NdS: Innovazione non tesa alla “maraviglia” di ascendenza barocca, ma ricondotta alla sua radice etimologica: l’invenio, l’invenzione, la ri-creazione, quindi.
D.F.: Codificare col proprio pensiero, con la propria visione, ciò che abbiamo tutti sotto gli occhi. Ri-codificare ciò che è conosciuto: non posso raccontare l’emozione a chi non l’ha mai vissuta.
NdS: La passione per il racconto è il trait d’union della Sua vicenda professionale e artistica, che l’ha portata a sperimentare diversi codici espressivi, tra cui anche la musica.
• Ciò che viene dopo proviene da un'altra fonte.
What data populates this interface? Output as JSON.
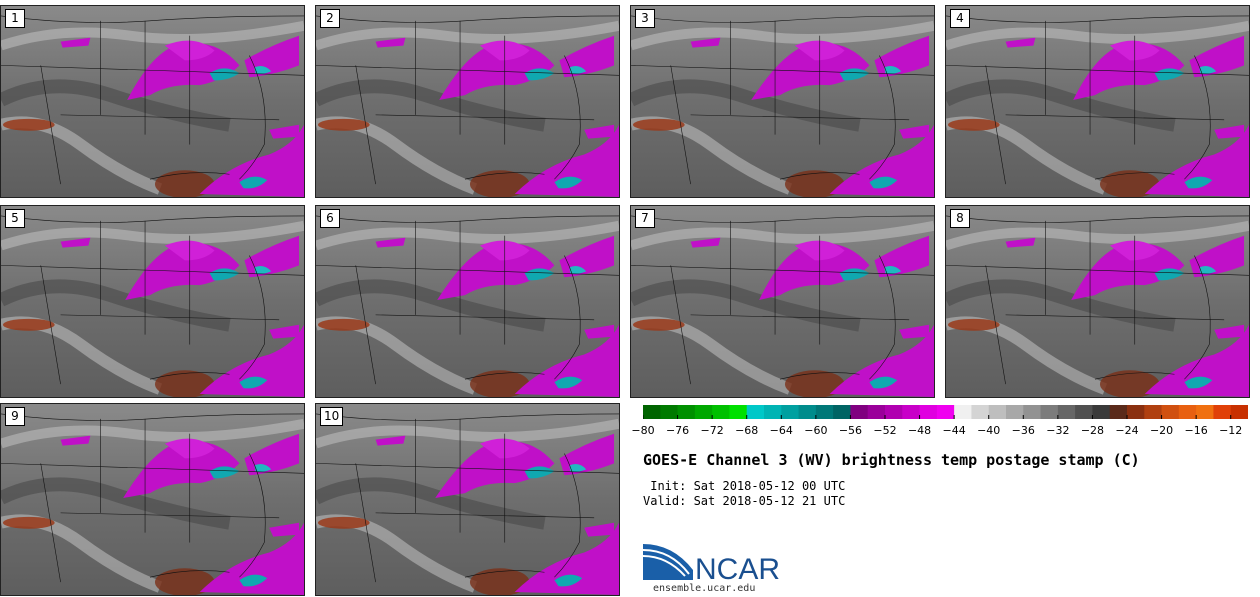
{
  "panels": [
    {
      "label": "1"
    },
    {
      "label": "2"
    },
    {
      "label": "3"
    },
    {
      "label": "4"
    },
    {
      "label": "5"
    },
    {
      "label": "6"
    },
    {
      "label": "7"
    },
    {
      "label": "8"
    },
    {
      "label": "9"
    },
    {
      "label": "10"
    }
  ],
  "colorbar": {
    "min": -80,
    "max": -10,
    "step": 2,
    "colors": [
      "#006400",
      "#007a00",
      "#009000",
      "#00a800",
      "#00c000",
      "#00e000",
      "#00c8c8",
      "#00b4b4",
      "#00a0a0",
      "#008c8c",
      "#007878",
      "#006464",
      "#800080",
      "#9a009a",
      "#b000b0",
      "#c800c8",
      "#e000e0",
      "#f000f0",
      "#f0f0f0",
      "#d4d4d4",
      "#bebebe",
      "#a8a8a8",
      "#929292",
      "#7c7c7c",
      "#666666",
      "#505050",
      "#3a3a3a",
      "#5a2a1a",
      "#8a3010",
      "#b04010",
      "#d05010",
      "#e86010",
      "#f07010",
      "#e04008",
      "#c83000"
    ],
    "tick_labels": [
      "-80",
      "-76",
      "-72",
      "-68",
      "-64",
      "-60",
      "-56",
      "-52",
      "-48",
      "-44",
      "-40",
      "-36",
      "-32",
      "-28",
      "-24",
      "-20",
      "-16",
      "-12"
    ],
    "tick_values": [
      -80,
      -76,
      -72,
      -68,
      -64,
      -60,
      -56,
      -52,
      -48,
      -44,
      -40,
      -36,
      -32,
      -28,
      -24,
      -20,
      -16,
      -12
    ]
  },
  "title": "GOES-E Channel 3 (WV) brightness temp postage stamp (C)",
  "init_line": " Init: Sat 2018-05-12 00 UTC",
  "valid_line": "Valid: Sat 2018-05-12 21 UTC",
  "logo_text": "NCAR",
  "url": "ensemble.ucar.edu"
}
Oggi che spazio riveste la musica nella Sua narrazione visiva?
D.F.: La musica mi è servita per capire il ritmo. Io ho lavorato molto con la musica e con molti grandi artisti della musica. Ma anche le parole hanno ritmo, hanno delle pause, un’intonazione, una cadenza. Nella regia è fondamentale leggere le situazioni, coglierne il ritmo, prevedere e anticipare la battuta successiva. Scegliere i tempi. Anche parlare può essere musicale. Se noi due dialoghiamo, e riusciamo a trovare un ritmo, le nostre parole sono una melodia.
“Il mondo è tutto ciò che accade”, ha scritto Wittgenstein. Vedere ciò che accade, allora, è essere nel mondo, anche in quello che si dipana davanti alla cinepresa. Soprattutto, se dietro, c’è lo sguardo di un artista come Duccio Forzano.